CEREN YAKIŞIR SÖZCÜ DAVASINDAKİ HUKUKSUZLUKLARA DİKKAT ÇEKTİ

SÖZCÜ avukatlarından Ceren Yakışır da, Sözcü gazetesine açılan dava sürecini anlattı ve yapılan hukuksuzluklara dikkat çekti. FETÖ ile mücadele adı altında geliştirilen davalardan biri olan Sözcü davasının ihbarcılar ve yandaş medyada çıkan haberlere dayandığını belirten Yakışır, FETÖ çamurunun ilk olarak Sözcü'ye 2010 yılında atıldığını söyledi. Sözcü'nün özellikle 17-25 Aralık döneminde yapılan haberler nedeniyle havuz medyası tarafından hedef gösterildiğini anlatan Yakışır, Sözcü gazetesinin sahibi Burak Akbay'ın fotoğraflarının fotomontajla Fetullah Gülen'e benzetilerek algı oluşturulmaya çalışıldığını aktardı. Yakışır, "15 temmuz 2016'da saat 16.25'te Sözcü'nün internet sitesinde Cumhurbaşkanının nerede tatil yaptığına dair Gökmen Ulu'nun haberi girdi. Aynı gün darbe girişimi olunca, iktidara yakın medya grubu darbecilere Cumhurbaşkanının yerini Sözcü bildirdi. 'Burak Akbay derhal tutuklansın' diye haber yaptı. Tüm bu algı operasyonları üzerine savcılık resen soruşturma başlattı. 4 savcı görevlendirildi. Askerlerin nasıl keşif uçuşu yaptığının belgelerini verdik. Gökmen Ulu ve diğer arkadaşlarımız hakkında örgüte yardım suçundan dava açıldı. Savcılık ilk dosya yürürken Emin Çölaşan, Necati Doğru, Genel Yayın yönetmeni Metin Yılmaz, internet sitesi Yayın Yönetmeni Mustafa Çetin ve internet haber koordinatörü Yücel Arı hakkında yeniden soruşturma başlattı" diye konuştu.
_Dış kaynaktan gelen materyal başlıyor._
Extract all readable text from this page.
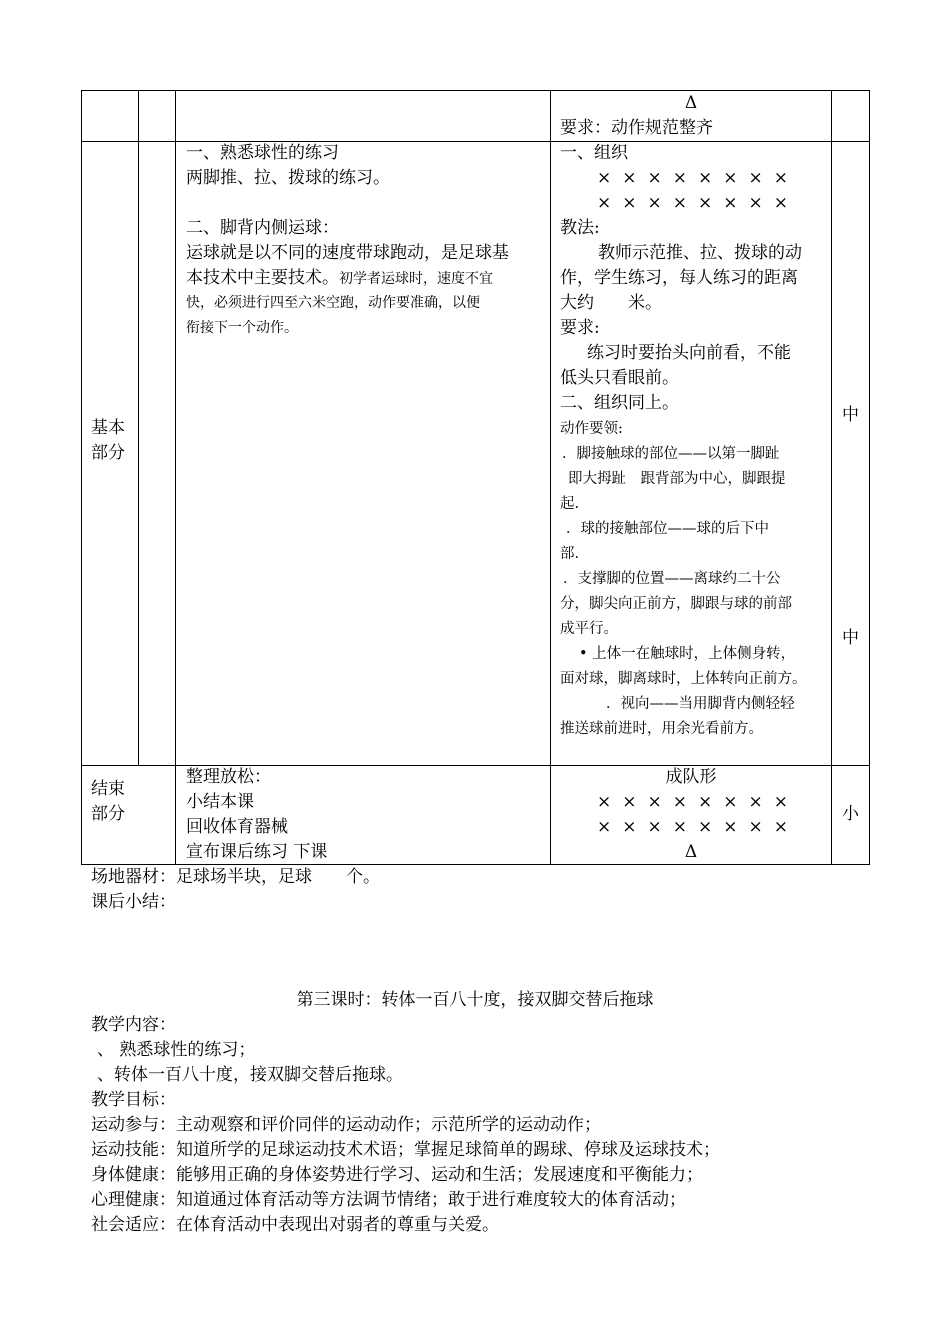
Δ
要求：动作规范整齐
基本
部分
一、熟悉球性的练习
两脚推、拉、拨球的练习。
二、脚背内侧运球：
运球就是以不同的速度带球跑动，是足球基
本技术中主要技术。初学者运球时，速度不宜
快，必须进行四至六米空跑，动作要准确，以便
衔接下一个动作。
一、组织
××××××××
××××××××
教法:
教师示范推、拉、拨球的动
作，学生练习，每人练习的距离
大约　　米。
要求:
练习时要抬头向前看，不能
低头只看眼前。
二、组织同上。
动作要领:
．脚接触球的部位——以第一脚趾
即大拇趾　跟背部为中心，脚跟提
起.
．球的接触部位——球的后下中
部.
．支撑脚的位置——离球约二十公
分，脚尖向正前方，脚跟与球的前部
成平行。
• 上体一在触球时，上体侧身转，
面对球，脚离球时，上体转向正前方。
．视向——当用脚背内侧轻轻
推送球前进时，用余光看前方。
中
中
结束
部分
整理放松：
小结本课
回收体育器械
宣布课后练习 下课
成队形
××××××××
××××××××
Δ
小
场地器材：足球场半块，足球　　个。
课后小结：
第三课时：转体一百八十度，接双脚交替后拖球
教学内容：
、 熟悉球性的练习；
、转体一百八十度，接双脚交替后拖球。
教学目标：
运动参与：主动观察和评价同伴的运动动作；示范所学的运动动作；
运动技能：知道所学的足球运动技术术语；掌握足球简单的踢球、停球及运球技术；
身体健康：能够用正确的身体姿势进行学习、运动和生活；发展速度和平衡能力；
心理健康：知道通过体育活动等方法调节情绪；敢于进行难度较大的体育活动；
社会适应：在体育活动中表现出对弱者的尊重与关爱。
Soruşturma sürecinde savcının, Sözcü avukatlarına 'siz yanlış savunma yapıyorsunuz, biz bu kişilere FETÖ'cü demiyoruz. Ama FETÖ'ye bilerek ve isteyerek yardım ettiğini söylüyoruz' dediğini aktaran Yakışır, "Eğer bir örgüte yardım edilecekse öncelikle bu kişilerin söz konusu örgüte sempatisi olması gerekir. Halbu ki, Sözcü'nün FETÖ karşıtı haberler yaptığı herkesçe biliniyordu. Tanıklar gelip ifade verdiler ve bu kişilerin FETÖ ile bağlantısı olmadığını, sözlerinin yanlış anlaşıldığını söylediler. Fehmi Koru küçük bir dokundurma yaptığını söyledi. Bu dokundurma yüzünden gazetenin sahibi Burak Akbay yurt dışında. Yakın zamanda kaybettiği babasının cenazesine bile gelemedi. Tüm bu delillere rağmen esas hakkındaki mütalaada duruşma savcısı lehte delilleri gözardı etti ve 10'ar yıla kadar hapislerini istedi.